The System watched Ben scrunch his face up like he was trying to take a world ending shit, viewing him through his flatscreen cloud wall TV, and then silently praised himself for his foresight in removing the pooping exploit entirely.

“That’s not how it works,” he said, laughing as Ben gave up trying to use his [Reality Distortion Field]. “Oh well, you’ll probably figure it out.” The System sighed, and then switched his viewpoint to check in on the Inevitable of Humanity. He was currently at the base of the Ultima Tower, slaughtering monster after monster, an endless engine of carnage.

“How’s that for a concession,” The System muttered, still quite annoyed with the Inevitable for his trick. “Now your species is just like how it was during the war, absolute monsters.” The System shuddered. “Am I the only one left who remembers how annoying those things were to fight? Once they got going, they were pretty much unstoppable. You always had to kill them twice, that was dreadful; and then they’d just eat endlessly until their bodies regenerated. Ugh, and then they’d just use that horrible [Evolution] ability to adapt to whatever managed to kill them the first time!” The System sniffed, then made a rude face at the Inevitable.
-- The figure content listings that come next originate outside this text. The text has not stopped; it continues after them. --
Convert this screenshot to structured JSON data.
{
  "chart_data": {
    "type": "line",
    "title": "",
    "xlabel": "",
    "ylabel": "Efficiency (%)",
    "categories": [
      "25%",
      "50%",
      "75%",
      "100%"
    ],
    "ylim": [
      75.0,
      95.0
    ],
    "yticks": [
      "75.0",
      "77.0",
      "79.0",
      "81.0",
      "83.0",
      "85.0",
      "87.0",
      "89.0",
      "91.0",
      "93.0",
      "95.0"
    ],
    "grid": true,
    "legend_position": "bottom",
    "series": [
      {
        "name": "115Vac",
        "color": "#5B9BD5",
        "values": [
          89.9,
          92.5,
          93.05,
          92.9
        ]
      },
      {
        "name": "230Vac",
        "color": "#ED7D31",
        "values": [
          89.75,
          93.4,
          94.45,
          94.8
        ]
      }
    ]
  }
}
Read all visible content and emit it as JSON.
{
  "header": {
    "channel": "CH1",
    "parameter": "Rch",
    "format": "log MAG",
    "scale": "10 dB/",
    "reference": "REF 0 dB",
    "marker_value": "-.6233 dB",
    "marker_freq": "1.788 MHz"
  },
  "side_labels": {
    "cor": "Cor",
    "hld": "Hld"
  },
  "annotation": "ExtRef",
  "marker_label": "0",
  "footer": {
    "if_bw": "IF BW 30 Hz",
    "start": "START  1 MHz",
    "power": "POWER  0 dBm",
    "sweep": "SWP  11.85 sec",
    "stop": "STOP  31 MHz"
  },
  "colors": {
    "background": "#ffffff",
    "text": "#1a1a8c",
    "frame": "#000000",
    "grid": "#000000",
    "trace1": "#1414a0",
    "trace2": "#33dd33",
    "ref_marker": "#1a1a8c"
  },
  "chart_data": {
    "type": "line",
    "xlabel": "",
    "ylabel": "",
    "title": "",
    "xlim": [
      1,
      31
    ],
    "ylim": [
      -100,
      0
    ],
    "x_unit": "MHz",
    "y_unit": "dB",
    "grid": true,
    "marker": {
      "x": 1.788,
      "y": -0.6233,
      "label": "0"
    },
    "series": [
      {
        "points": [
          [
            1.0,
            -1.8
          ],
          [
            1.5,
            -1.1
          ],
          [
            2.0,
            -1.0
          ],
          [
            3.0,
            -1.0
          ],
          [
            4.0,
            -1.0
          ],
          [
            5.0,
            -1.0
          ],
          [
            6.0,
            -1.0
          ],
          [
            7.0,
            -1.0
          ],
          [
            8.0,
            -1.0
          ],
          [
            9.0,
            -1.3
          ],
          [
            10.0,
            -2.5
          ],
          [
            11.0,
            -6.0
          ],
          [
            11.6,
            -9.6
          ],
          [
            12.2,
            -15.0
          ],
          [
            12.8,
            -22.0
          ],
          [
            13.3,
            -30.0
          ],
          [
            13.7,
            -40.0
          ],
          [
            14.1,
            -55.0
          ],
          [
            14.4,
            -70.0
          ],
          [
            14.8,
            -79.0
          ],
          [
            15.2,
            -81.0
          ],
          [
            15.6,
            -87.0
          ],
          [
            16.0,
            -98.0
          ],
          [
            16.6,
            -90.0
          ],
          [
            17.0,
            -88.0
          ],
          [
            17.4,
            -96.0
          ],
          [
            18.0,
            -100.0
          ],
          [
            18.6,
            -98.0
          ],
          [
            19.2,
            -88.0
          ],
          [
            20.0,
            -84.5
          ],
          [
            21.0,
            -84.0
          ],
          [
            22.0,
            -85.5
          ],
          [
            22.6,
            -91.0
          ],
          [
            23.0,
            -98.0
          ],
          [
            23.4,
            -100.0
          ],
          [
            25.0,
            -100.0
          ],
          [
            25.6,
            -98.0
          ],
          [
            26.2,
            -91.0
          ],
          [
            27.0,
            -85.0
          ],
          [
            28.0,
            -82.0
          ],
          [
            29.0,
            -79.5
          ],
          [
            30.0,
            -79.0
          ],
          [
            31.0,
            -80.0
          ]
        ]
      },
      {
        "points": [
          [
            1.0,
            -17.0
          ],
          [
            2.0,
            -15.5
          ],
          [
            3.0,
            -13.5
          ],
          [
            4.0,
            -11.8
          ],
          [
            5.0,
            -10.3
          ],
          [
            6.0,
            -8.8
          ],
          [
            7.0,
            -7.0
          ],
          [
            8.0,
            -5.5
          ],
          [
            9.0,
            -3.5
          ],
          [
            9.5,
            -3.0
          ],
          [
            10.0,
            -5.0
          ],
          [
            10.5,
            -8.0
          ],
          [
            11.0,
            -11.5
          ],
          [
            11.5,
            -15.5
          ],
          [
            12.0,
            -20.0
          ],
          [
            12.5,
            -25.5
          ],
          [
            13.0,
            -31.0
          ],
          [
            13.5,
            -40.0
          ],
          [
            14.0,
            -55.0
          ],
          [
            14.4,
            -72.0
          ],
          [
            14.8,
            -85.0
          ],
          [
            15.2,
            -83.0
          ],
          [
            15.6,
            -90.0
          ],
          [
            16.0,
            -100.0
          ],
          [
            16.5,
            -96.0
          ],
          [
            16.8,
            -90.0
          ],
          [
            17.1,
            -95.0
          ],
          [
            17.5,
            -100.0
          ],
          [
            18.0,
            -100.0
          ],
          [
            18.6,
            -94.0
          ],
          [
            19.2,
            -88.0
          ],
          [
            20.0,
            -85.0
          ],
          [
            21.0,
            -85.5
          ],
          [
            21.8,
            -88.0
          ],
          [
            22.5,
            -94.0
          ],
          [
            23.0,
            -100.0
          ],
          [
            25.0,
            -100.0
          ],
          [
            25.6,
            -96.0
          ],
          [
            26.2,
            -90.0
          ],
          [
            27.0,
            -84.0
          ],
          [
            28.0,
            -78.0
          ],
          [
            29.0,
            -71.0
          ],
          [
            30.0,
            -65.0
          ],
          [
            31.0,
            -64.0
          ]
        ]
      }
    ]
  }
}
He flinched when the Inevitable turned his head to look directly at The System through the screen, and then he cut off the feed. He coughed, then acted like he hadn’t just flinched for the first time in literal eons.

“Yes, well, I’d say I’ve more than lived up to our bargain by restoring your species to its former glory.” The System sighed.

“Now if only you weren’t fighting to break my entire world. Then things would be perfect.”